Bilindiği gibi Robert’ın kızı annesinin ölümünden etkileniyor ve psikolojik tedaviye alınıyor. Bu sırada Robert’ın attığı bir yanlış adımı Norma’nın doktorundan öğreniyoruz. Kendisi de bir doktor olan Robert belki bunun da verdiği cesaretle kızını hastaneden dışarıya çıkarıyor (Bu sahnede Robert doktorun Norma için “Sosyalleşmesi iyi olur.” dediğini aktarıyor ama sonuçta onu tam olarak iyileşmeden hastaneden çıkaran kişi kendisi…)
Kızının tam olarak iyileşmediğini bildiği için gözlerini onun üzerinden hiç ayırmıyor.

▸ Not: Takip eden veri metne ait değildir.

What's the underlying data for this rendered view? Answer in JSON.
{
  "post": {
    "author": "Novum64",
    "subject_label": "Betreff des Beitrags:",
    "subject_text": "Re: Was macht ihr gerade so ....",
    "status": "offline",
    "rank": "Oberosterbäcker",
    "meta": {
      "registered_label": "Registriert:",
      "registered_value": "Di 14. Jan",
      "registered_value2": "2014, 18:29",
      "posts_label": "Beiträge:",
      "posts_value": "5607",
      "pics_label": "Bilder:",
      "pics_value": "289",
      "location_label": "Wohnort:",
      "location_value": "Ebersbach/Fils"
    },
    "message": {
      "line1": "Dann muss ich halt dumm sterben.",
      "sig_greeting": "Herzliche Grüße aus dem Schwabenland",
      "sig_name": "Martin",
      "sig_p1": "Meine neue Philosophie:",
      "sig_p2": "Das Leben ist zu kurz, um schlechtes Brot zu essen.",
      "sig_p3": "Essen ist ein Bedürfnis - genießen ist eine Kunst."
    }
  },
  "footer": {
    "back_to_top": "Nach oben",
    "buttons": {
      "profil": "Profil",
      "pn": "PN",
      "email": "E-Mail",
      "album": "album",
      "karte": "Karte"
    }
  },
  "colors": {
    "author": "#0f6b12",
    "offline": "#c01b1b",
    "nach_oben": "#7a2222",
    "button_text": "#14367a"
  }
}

Uzaktan da olsa onu takip ediyor. Dikkat ederseniz Norma’yla sorun yaşayacak kişi Vicente aslında davetli olmadığı bir yere gidiyor. Onun orada olmaması gerekiyordu. Yaptığı bu yanlış bir kişinin ölümüne ve kendi hayatının da sonsuza kadar değişmesine neden oluyor.
İntikam Soğuk Yenen Bir Yemektir
Robert, kızını öldüren kişiyi hayat boyu çıkamayacağı bir yere hapsediyor. Vicente, adım adım bir kadına dönüşüyor ancak son sahnede yakaladığımız önemli bir detay bulunuyor. Bilindiği gibi normal bir cinsiyet değiştirme operasyonunda hastaya hormon tedavisi de uygulanıyor.
Çünkü bu durum sadece bir kabuk değişiminde ibaret değil. Vicente, normal şartlarda kadınsı birisi değil; kadınlara ilgi duyan normal birisi. Robert’ın intikamının en acı yönlerinden birisi bu. Robert, sadece onun kabuğunu değiştiriyor; hormonlarına dokunmuyor. Dolasıyla Vicente, kadın bedeninde bir erkeğe dönüşüyor ve derisinin içerisine hapsoluyor. Filmin adı zaten da buradan geliyor (Yani o yeni bedenini kabullenmiyor. İçerisinde yaşıyorum ama ben o değilim…). Robert’ın aldığı intikamın belki de en acı ve acımasız yönü buydu. Erkek hormonlarına sahip birisini bir kadın bedenine hapsetmek…
Robert Eserine Hayranlık Duyuyor
Vera, Robert’ın eşinin yüzüne sahip. Aslında Robert’ın annesi olan hizmetçi kadının ve onun oğlunun, Vera için birisini anımsatıyor, deme nedenleri bu.
Dikkat ederseniz Robert’ın Vera’ya karşı duyduğu öfke yavaş yavaş yok oluyor. Robert onu sanki bir sanat eserini, bir tabloyu seyreder gibi izliyor. Zaman içerisinde kendi eserine hayranlık duymaya başlıyor. Öfkesi kayboluyor ve Vera’ya karşı gardı düşüyor. Robert’ın içindeki kin ve öfke birkaç yakınlaşmadan sonra yerini tamamen güvene ve hayranlığa bırakıyor. Bu durum onun bakışlarına bile yansıyor.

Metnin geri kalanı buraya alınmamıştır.